Ce panel s’est terminé avec l’intervention de Geneviève Tellier de l’Université d’Ottawa. Elle a discuté de la place de l’évaluation et de la reddition de compte dans l’administration publique. Pour elle, la vérification s’impose dans l’administration publique au détriment de l’évaluation. Elle a mentionné des raisons politiques et administratives pour expliquer cela. Par exemple, parmi les raisons politiques, elle a cité la centralisation, l’importance du court terme vu le cycle électoral, le besoin de toujours se renouveler, et l’aversion au risque. Au sujet des raisons administratives, elle a cité, notamment, la bureaucratie (hiérarchie et uniformité), la rationalité et le besoin de mesure au sein de la nouvelle gestion publique. Elle a proposé des pistes de solution qui dépassent l’habituelle réponse classique de décentraliser. Une meilleure implication des citoyen.ne.s au cœur de l’action publique serait plus prometteuse ou encore la création d’un nouveau poste d’ombudsman.
Mesure de rendement et évaluation
Ce panel a commencé avec l’intervention de Christine Minas, du secrétariat du Conseil du Trésor. Elle a discuté de la modernisation à partir du centre pour influencer les décisions en matière de politique, de programmes et de prestation. Avant, il n’existait pas vraiment de politique de rendement. Maintenant, l’évaluation et la mesure de rendement font partie intégrante de la politique. Il y a un continuum entre les objectifs de la politique, sa conception et sa mise en œuvre, ainsi que la gestion et la prestation des programmes. Ce continuum est requis pour avoir un portrait plus cohérent en matière de rendement. Par ailleurs, elle a proposé des façons de changer les discours généralistes et défaitistes. Par exemple, au lieu de dire « nous n’avons pas de données », nous pouvons dire que « nous avons besoin de meilleures données, mais que l’ensemble des connaissances actuelles contient des renseignements précieux dont on peut tirer profit ».
Par la suite, Éric Champagne et Francis Gaudreault de l’Université d’Ottawa ont parlé de la politique sur les résultats et de l’agilité organisationnelle.
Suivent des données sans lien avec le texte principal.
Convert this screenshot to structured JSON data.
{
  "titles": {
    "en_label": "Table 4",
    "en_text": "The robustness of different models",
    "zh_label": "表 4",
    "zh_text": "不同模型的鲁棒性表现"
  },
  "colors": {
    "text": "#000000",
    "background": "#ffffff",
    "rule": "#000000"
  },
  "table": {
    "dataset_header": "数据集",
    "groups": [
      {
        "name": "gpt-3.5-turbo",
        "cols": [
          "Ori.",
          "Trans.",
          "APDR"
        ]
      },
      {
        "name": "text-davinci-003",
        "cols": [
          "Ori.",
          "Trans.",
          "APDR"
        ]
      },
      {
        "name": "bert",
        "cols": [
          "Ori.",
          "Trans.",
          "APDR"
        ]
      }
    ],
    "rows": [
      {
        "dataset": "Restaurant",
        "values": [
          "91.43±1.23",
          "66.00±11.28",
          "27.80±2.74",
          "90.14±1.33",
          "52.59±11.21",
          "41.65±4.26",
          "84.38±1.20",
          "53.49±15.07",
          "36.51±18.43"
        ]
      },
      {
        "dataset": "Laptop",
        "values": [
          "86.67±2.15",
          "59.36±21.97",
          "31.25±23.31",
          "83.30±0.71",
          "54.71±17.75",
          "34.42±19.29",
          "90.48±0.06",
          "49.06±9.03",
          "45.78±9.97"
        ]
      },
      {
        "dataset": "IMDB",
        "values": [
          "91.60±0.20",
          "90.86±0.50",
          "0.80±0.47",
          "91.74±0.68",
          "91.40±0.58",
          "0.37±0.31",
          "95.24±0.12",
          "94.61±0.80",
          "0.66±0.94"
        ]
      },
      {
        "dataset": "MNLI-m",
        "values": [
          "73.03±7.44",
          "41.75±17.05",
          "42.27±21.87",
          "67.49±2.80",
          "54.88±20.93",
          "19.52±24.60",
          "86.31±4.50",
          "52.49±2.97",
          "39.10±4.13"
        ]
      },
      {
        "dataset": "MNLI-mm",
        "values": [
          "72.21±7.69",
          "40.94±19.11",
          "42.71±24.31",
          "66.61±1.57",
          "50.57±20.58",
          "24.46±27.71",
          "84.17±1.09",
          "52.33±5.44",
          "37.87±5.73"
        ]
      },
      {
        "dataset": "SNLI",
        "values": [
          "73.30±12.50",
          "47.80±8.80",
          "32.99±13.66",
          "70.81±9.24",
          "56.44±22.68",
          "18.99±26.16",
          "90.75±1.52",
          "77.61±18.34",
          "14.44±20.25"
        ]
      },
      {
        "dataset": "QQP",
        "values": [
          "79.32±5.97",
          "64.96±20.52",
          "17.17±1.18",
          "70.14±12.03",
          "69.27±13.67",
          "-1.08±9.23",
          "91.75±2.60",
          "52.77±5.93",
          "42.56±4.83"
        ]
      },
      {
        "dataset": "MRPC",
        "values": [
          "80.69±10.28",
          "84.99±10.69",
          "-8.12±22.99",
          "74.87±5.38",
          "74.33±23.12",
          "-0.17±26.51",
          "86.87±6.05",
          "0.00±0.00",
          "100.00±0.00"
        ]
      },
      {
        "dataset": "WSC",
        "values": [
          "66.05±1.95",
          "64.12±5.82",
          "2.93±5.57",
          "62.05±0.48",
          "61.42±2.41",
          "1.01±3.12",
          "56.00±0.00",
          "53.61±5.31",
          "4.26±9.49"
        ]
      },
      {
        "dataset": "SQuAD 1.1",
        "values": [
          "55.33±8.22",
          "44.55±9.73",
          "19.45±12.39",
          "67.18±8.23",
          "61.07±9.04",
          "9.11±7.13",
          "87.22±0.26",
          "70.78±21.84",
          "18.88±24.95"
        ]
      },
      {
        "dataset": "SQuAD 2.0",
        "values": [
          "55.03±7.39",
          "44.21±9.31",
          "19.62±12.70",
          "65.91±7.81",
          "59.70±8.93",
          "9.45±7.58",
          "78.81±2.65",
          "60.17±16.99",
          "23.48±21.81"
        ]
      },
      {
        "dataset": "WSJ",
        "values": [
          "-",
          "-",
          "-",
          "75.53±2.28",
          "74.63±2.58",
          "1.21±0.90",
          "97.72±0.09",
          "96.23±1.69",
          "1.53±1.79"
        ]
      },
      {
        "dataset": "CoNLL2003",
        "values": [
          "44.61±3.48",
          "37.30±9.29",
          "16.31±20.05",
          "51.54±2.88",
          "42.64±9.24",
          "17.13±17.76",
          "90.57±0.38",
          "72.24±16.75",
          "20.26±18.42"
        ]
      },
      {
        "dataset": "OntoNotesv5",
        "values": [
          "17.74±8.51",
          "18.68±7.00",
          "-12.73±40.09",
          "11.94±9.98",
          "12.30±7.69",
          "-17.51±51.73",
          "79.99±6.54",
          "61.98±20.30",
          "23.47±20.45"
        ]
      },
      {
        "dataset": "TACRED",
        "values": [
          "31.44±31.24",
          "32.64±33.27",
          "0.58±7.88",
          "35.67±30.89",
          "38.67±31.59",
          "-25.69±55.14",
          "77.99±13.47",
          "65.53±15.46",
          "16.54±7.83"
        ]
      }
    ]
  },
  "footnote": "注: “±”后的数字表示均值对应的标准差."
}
Ils ont développé davantage sur les approches agiles ou adaptatives qui sont plus pertinentes dans certains contextes qu’on peut qualifier de complexes. Les méthodes plus traditionnelles de la gestion axée sur les résultats ou de la résultologie ne sont pas applicables dans certains cas. Un problème complexe doit être vu dans son ensemble. Certains mots clés sont à retenir de leur communication dont l’adaptation (réagir et s’adapter), la coordination (collaboration et partenariats), la réactivité (interaction avec les usagers), et l’itérativité (essai-erreur et expérimentation).
Discours de clôture sur « Au-delà de 2020 »
Enfin, le discours de clôture a été fait par Manon Brassard, sous-ministre à Développement économique Canada pour les régions du Québec. Elle a brièvement mentionné le travail réalisé avec l’Objectif 2020, mais pour elle ce n’est pas terminé. Il y a toujours une volonté d’ouvrir les portes aux nouvelles idées à travers « Au-delà de 2020 ». Chaque ministère possède un plan par rapport à cette initiative qui se traduit à travers les trois concepts majeurs qui sont de diriger, de contribuer et de collaborer. Pour la Sous-ministre, il y a une volonté à en savoir plus sur les résultats, à augmenter la mesure du rendement, à apprendre ce qui fonctionne dans certains milieux et non dans d’autres, etc. Elle a invité le public, les chercheurs et chercheuses à collaborer avec le gouvernement à cet égard.
En somme, la journée de colloque a été riche en informations variées. Les conférenciers et conférencières ont été d’une grande générosité. Nous les remercions sincèrement.